[Python-ideas] PEP 485: A Function for testing approximate equality

Paul Moore p.f.moore at gmail.com
Tue Jan 27 10:49:20 CET 2015

On 27 January 2015 at 06:24, Chris Barker <chris.barker at noaa.gov> wrote:
> If you ask the question: "are these to values close to each-other?" then the
> symmetric test makes the most sense -- obviously if a is close to b then b
> is close to a.
> whereas:
> If you ask the question: Is this value  within a defined relative difference
> of an expected value? (i.e 10% of b) then you want an asymmetric test -- you
> clearly are defining "relative" to the known value.
> However, and I've tried to say this multiple times -- and no one disagreed
> (or agreed) yet:
> I don't care much which we use, because
> IT DOES NOT MATTER in most cases which you choose.

All of that makes sense to me (I'm leaving out the detail of "it does
not matter" as I'm sort of trusting you guys with the expertise to
tell me that ;-))

But what *does* matter to me is usability and how the behaviour
matches people's intuition.
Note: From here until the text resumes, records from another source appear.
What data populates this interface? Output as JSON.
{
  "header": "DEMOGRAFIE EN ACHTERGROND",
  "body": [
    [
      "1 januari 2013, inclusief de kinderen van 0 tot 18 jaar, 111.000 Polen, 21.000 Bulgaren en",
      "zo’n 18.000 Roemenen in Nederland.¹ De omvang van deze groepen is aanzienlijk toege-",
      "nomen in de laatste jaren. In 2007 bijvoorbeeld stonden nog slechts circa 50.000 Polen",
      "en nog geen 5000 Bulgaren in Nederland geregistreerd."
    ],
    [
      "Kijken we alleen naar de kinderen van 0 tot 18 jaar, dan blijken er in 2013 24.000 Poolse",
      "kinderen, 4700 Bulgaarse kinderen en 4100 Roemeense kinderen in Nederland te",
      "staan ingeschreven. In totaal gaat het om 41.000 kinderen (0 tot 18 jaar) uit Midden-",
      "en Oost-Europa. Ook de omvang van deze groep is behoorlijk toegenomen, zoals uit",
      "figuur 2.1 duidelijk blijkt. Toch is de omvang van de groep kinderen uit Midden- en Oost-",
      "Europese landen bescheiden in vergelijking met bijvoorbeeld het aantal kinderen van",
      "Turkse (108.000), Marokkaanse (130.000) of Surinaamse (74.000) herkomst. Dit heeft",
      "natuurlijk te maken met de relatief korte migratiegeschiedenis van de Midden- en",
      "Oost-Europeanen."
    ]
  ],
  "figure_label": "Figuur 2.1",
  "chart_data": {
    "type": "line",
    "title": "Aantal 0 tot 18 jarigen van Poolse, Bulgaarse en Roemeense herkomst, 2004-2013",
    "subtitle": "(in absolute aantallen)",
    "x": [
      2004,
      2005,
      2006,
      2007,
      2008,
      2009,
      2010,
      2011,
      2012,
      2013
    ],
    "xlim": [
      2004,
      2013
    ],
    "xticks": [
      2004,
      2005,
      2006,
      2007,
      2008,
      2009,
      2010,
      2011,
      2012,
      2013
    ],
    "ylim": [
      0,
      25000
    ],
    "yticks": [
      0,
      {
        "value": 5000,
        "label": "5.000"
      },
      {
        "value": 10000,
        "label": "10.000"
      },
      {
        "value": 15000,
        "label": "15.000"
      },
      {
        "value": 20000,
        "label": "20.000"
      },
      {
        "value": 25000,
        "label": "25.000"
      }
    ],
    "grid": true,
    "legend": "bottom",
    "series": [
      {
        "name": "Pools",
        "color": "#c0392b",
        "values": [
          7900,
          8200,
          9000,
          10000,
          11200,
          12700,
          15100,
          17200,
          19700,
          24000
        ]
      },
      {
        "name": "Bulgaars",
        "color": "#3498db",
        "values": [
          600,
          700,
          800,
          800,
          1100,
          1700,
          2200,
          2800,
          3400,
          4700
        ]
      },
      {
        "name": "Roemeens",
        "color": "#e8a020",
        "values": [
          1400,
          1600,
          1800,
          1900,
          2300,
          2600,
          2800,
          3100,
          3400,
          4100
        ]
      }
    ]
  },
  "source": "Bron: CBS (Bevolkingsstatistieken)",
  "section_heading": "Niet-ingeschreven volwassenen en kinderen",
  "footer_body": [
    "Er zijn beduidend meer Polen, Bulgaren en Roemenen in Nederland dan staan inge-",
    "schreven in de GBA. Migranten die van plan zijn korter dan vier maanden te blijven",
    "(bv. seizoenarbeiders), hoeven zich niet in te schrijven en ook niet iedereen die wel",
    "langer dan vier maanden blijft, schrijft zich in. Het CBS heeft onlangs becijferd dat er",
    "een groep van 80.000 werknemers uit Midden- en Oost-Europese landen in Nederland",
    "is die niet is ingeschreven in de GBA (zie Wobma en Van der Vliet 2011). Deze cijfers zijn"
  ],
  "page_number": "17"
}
Not because the mathematical results will
differ, but because it makes it easy for people to *think* about what
they are doing, and whether it's OK.

I would say that the correct approach is to make the default case as
easy to use as possible. For that, a symmetrical are_close(a,b) is a
no-brainer IMO. (Of course it has to work when either of a and b is
zero). It works either way - if one value is a known "target", or if
both values are approximations (e.g. when looking at convergence).

Once we have that as a basis, look at how people might want to tweak it:

are_close(a, b, within_abs=1e-8)  # Within a specific distance of each
other (absolute tolerance)
are_close(a, b, within_rel=0.1) # Within 10% of each other

In the relative case, I'd like "the experts" to decide for me what
precisely "within 10% of each other" means (document the details,
obviously, but don't bother me with them unless I go looking for

In either case, I'd be happy to assume that if you change the
defaults, you understand the implications (they can be explained in
the documentation) such as relative tolerances being unstable near
zero. I don't think it's a problem that the default behaviour can't be
expressed in terms of explicit settings for the tolerance arguments
(it's a wart, and could be annoying, but it's not a showstopper for me
- allow setting both explicitly to None to mean "default" if it
matters that much).

That's it. Anyone wanting to specify both parameters together, or
wanting the defaults to still apply "as well as" an explicitly
specified tolerance, is deemed an "expert" and should be looking for a
more specialised function (or writing their own).